Kemalistler çeşit çeşittir gerçi. Ama, hemen hepsinin ortak bazı özellikleri var.
Şöyle ki: Kendilerini “ilke ve inkılâplar”ın bekçisi olarak görürler. Laikliğe lâf ettirmezler. Harf inkılâbını hararetle savunurlar. Nice başları götüren şapka devriminin gerekliliğini kuyruklu yalanlarla tevil ederler. Avrupa'dan olduğu gibi ithal edilen ticaret (İtalya), ceza (Almanya) ve medenî (İsviçre) kanunların yeni Türkiye için hayatî öneme sahip olduğunu anlatmak için bin dereden su getirirler.
*
Yaklaşık yüz senedir, söz konusu “ilke ve inkılâplar”ın hem bekçiliğini üstlenen, hem de gönüllü avukatlığını yapan aynı Kemalistler, bir taraftan da Avrupa Birliği’ne (AB) şiddetle karşı gelirler. Türkiye’nin AB üyesi olmasını katiyen istemezler. Elli senedir “İstemezuuk” deyip dururlar.

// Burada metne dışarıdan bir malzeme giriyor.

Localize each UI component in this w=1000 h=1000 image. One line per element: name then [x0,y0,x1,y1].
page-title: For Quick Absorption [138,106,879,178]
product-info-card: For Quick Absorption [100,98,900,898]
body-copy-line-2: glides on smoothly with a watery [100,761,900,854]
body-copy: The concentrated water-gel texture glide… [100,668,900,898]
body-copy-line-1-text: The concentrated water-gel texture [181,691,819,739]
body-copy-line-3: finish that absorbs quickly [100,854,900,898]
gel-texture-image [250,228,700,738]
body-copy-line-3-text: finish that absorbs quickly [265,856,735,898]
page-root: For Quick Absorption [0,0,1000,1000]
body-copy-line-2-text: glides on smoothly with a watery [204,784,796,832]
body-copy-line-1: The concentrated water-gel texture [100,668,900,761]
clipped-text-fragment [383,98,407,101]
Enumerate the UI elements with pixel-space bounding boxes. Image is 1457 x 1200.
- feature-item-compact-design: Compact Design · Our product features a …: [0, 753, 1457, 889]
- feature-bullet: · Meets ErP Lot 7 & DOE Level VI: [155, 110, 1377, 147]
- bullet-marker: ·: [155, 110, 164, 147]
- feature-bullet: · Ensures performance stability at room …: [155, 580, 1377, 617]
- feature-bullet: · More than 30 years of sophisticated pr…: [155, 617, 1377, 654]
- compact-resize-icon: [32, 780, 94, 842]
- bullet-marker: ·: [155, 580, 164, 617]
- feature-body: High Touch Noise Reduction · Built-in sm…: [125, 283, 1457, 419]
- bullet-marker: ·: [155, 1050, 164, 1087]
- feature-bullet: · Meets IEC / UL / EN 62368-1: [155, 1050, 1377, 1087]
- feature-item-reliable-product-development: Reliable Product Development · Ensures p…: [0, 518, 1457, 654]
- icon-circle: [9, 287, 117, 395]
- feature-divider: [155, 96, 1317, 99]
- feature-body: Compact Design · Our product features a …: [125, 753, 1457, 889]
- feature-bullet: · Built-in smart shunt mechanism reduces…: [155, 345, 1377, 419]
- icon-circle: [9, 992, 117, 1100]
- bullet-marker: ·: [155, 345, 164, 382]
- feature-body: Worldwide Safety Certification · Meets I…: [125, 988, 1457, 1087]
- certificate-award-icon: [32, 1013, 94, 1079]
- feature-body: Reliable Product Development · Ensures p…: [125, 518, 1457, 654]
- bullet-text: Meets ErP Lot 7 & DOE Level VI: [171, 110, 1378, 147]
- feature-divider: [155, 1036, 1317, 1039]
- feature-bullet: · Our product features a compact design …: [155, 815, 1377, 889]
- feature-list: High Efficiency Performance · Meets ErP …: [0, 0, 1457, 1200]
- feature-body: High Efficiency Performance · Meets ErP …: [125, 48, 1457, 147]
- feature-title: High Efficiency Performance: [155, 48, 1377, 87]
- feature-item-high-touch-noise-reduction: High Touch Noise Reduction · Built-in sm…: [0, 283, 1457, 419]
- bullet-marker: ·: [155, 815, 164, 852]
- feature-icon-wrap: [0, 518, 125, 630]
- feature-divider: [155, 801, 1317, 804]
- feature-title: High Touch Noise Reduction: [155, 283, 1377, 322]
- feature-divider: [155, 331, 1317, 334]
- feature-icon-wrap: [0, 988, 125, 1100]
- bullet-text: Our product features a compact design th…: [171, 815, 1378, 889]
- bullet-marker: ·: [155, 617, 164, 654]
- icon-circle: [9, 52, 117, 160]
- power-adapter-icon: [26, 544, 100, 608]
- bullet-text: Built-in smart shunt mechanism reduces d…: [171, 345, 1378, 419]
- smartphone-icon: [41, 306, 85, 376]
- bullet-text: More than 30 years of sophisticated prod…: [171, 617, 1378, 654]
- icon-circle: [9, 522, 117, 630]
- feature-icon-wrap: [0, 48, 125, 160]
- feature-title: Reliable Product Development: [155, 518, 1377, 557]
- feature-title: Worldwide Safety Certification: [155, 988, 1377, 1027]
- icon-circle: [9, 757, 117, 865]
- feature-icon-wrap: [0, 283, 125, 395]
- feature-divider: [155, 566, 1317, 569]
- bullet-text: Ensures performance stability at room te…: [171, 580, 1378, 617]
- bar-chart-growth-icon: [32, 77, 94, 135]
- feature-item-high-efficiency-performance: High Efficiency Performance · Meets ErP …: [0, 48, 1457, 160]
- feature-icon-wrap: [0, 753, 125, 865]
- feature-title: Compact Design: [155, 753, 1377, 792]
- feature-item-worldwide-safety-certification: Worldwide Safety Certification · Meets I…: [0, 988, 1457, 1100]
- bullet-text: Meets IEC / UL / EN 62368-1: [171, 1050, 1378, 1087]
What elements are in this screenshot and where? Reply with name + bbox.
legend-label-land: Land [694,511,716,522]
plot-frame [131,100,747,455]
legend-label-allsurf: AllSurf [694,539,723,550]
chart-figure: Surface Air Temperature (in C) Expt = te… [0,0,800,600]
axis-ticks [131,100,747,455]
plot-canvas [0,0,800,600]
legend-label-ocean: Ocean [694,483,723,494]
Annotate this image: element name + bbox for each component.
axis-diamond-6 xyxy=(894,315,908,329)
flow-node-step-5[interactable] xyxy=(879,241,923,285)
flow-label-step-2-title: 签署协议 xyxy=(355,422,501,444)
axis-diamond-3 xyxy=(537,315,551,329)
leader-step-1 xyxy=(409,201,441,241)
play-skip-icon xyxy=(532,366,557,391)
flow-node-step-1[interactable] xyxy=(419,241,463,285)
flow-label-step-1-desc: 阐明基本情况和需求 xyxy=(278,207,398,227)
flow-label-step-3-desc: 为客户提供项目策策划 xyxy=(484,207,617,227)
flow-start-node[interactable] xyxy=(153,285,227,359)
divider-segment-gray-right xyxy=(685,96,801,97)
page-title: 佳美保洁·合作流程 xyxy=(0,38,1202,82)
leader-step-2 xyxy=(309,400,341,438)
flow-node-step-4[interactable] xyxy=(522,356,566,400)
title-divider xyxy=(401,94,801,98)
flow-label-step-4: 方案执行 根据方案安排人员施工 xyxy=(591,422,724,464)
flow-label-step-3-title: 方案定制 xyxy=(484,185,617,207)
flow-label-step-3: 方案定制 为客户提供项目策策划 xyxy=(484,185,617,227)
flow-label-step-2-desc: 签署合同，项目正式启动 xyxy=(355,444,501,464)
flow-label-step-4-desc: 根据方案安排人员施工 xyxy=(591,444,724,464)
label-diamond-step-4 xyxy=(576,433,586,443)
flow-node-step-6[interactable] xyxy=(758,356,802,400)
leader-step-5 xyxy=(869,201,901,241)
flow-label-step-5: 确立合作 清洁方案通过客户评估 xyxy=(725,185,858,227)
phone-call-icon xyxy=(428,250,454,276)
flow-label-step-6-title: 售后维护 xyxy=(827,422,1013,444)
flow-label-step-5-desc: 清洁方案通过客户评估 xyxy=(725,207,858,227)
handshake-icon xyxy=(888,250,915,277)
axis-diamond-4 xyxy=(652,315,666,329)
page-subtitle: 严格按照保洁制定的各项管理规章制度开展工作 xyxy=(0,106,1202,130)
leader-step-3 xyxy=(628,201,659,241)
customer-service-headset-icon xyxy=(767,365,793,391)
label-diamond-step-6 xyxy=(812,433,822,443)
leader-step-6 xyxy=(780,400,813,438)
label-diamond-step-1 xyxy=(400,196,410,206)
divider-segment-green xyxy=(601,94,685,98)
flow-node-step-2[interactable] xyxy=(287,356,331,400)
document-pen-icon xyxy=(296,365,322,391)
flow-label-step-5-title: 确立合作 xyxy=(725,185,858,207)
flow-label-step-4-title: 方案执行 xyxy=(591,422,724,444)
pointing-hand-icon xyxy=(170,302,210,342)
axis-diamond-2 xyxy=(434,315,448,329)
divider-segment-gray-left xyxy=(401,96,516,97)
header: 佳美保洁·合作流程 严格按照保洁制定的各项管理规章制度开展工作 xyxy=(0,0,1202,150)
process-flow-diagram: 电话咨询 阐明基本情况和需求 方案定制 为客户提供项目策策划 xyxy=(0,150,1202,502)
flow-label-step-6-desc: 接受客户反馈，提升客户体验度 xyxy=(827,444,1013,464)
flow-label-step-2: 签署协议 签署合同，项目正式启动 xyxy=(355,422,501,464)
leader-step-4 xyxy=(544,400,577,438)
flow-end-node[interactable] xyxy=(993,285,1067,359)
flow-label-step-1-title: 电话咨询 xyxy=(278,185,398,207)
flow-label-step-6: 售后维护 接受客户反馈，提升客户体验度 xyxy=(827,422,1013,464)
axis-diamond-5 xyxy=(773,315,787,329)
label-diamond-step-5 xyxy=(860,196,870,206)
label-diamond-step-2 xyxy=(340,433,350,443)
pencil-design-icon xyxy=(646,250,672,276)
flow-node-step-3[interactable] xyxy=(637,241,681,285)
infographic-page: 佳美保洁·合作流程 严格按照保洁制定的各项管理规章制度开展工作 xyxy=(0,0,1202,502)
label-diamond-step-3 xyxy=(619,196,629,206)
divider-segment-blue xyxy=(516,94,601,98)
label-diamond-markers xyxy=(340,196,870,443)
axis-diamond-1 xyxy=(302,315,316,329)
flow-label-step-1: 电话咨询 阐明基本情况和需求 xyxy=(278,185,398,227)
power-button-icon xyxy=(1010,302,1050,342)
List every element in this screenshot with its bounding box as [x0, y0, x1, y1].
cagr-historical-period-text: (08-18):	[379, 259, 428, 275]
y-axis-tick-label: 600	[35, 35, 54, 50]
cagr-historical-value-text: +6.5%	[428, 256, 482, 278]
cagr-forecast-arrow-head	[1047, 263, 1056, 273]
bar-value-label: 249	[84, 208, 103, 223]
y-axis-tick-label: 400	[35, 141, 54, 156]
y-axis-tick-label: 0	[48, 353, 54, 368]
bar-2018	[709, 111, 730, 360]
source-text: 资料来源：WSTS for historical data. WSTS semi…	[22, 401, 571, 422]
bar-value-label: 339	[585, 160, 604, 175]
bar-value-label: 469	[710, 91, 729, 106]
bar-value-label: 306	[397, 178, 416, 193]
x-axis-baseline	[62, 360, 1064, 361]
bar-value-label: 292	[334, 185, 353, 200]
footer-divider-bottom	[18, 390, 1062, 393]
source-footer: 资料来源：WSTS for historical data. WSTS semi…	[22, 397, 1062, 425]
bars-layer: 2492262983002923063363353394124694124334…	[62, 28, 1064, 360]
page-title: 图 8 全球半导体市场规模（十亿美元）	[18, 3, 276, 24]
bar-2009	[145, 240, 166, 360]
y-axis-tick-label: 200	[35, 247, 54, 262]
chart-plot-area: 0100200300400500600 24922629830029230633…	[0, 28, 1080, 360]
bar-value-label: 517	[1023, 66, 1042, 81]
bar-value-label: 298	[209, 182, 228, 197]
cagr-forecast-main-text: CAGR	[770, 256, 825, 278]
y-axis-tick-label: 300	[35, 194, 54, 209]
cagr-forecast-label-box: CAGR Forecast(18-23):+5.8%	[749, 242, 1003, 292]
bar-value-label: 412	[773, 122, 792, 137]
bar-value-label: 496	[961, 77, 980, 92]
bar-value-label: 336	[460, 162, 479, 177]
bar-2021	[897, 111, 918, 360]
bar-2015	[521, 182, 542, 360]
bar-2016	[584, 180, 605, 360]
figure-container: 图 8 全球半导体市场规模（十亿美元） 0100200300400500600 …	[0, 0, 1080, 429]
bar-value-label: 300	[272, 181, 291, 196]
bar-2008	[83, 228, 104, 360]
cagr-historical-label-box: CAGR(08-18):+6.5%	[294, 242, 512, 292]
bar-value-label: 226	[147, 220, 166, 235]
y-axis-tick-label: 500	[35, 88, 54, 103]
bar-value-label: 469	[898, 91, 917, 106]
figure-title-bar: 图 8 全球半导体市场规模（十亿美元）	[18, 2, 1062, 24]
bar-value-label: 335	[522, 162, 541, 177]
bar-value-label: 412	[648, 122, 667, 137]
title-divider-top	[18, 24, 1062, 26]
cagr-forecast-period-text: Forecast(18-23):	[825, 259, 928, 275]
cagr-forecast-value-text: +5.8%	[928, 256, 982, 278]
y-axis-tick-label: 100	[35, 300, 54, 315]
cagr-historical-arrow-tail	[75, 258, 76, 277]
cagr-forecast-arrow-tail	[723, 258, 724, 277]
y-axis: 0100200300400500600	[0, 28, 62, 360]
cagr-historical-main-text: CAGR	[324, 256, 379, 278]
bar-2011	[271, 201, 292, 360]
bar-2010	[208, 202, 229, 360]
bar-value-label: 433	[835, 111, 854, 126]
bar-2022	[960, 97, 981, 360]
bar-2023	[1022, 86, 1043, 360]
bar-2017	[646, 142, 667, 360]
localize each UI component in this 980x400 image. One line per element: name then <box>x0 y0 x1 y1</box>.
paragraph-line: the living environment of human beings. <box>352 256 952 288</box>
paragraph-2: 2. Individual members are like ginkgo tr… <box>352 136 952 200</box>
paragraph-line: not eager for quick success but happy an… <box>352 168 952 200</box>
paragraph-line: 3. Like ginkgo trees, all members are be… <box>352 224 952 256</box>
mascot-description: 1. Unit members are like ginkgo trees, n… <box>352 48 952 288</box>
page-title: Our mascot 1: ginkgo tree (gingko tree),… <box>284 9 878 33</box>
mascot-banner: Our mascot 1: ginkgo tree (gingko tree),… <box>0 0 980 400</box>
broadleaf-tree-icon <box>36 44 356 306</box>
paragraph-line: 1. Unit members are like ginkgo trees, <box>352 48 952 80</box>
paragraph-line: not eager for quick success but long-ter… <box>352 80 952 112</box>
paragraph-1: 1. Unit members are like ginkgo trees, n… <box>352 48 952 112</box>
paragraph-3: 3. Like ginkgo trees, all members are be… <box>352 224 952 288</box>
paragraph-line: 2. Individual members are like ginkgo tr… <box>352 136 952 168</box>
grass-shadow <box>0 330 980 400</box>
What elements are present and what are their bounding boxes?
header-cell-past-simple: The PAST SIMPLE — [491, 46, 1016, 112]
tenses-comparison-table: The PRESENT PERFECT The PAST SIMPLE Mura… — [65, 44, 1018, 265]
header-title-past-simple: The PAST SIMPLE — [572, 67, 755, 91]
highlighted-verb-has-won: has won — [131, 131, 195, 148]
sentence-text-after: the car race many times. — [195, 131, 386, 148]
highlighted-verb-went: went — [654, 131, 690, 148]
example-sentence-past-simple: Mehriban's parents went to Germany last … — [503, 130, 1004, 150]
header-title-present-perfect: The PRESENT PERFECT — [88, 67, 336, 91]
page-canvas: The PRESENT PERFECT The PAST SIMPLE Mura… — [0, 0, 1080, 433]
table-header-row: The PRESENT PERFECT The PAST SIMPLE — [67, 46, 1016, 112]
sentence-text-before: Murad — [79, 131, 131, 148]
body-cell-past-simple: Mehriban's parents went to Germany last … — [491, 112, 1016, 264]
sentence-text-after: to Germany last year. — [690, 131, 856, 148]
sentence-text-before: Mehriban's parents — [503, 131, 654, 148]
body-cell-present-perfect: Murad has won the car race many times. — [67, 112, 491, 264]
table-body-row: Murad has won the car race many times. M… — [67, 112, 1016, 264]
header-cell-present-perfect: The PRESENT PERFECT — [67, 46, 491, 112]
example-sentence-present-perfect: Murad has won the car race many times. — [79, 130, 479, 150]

Bunlar, sözüm ona “Haçlılar”a karşıdırlar. Avrupalıları “Türkiye’nin ezelî-ebedî düşmanı” olarak görürler. “Batı emperyalizmi”ni de güya yerden yere vururlar. Vesaire…
İşte, Kemalistlerin yaman çelişkisi tam da bu noktada kendini gösterip ayyuka çıkıyor.
Zira, Kemalistlerin “Zinhar dokundurtmayız” dedikleri o “ilke ve inkılâplar”ın istisnasız tamamı Avrupa menşelidir. Onların hiçbiri yerli ve millî değildir. Bilâistisna hepsinin de patenti Batı’ya aittir.
Hakikaten de yaman çelişki değil mi? Adamlar, hem topyekûn Avrupa’ya karşı geliyor gibi davranıyor, hem de yüz yıl önce Avrupa’dan ithal edilen Batı patentli ürünleri cansiperâne savunmaya çalışıyorlar.
*
Avrupa’yı en doğru, en rasyonel şekilde analiz eden münevverlerin başında Bediüzzaman Said Nursî geliyor.
Üstad Bediüzzaman, meşhûr “Notalar”ında Avrupa’yı iki kısma ayırıyor. Kendi ifadesiyle “Yanlış anlaşılmasın, Avrupa ikidir” diyor.
Hakikî İsevilik dinine bağlı olan “Birinci Avrupa”yı insanlığa güzel, hayırlı, faydalı hizmetler sunmaya çalışan kısım olarak görürken, “insî şeytan” gibi davran “İkinci Avrupa”yı ise, nesilleri bozan, gençleri baştan çıkaran, dünyayı fesada veren ve insanlığın başına belâ olan her türlü küfür ve küfranı âleme yaymaya çalışan kısım olarak görüyor.
İşte, dine muarız olan Kemalistlerin bir çelişkisi de burada görünüyor. Onlar, insanlığa faydalı hizmetler üretip sunan; dahası, demokrasiye, insan temel hak ve hürriyetlerine öncelik veren Birinci Avrupa'dan hiç hazzetmezler. Buna mukabil, şeytanın vekili gibi çalışan İkinci Avrupa’nın ülkemize boca ettiği asırlık demode ürünlere, tapon mallara canhıraş bir şekilde sahip çıkmaya çalışırlar.
*
Yazının sonunu yine Batı’dan ithal edilen “laiklik” meselesiyle bağlayalım.
Önce şu “yerli ve millî” vurgusunu dillerine pelesenk eden Kemalistlere şunu soralım:
Laiklik dediğiniz şey, yerli ve millî midir? Asgarî 16 devlet kuran Türkler, hangi dönemde laiklik prensibini kabul etmişlerdir?
Dahası, laiklik, 1914’ten tâ 1922’ye kadar ölüm-kalım savaşı verdiğimiz Avrupa’dan ithal edilmedi mi? Sizin bugün de “düşman kampta” gördüğünüz, yahut öyle gösterdiğiniz Avrupa’nın malı değil mi laiklik? Yani patent onlara ait değil mi?
Siz farkındasınız, yahut değilsiniz; ama, şu açık bir gerçek ki, yaman, hem de çok yayan bir çelişkinin içindesiniz: Bir taraftan, yerlilikten-millilikten dem vurursunuz, bir taraftan da Latin harflerini, Roma rakamlarını, Panama şapkasını, Fransız laikliğini, Alman-İtalyan-İsviçre kanunlarını savunup durursunuz.
Sizin içinde düşmüş olduğunuz bütün bu çelişki ve tenakuzların ağına-tuzağına düşmekten her daim Allah’a sığınırız.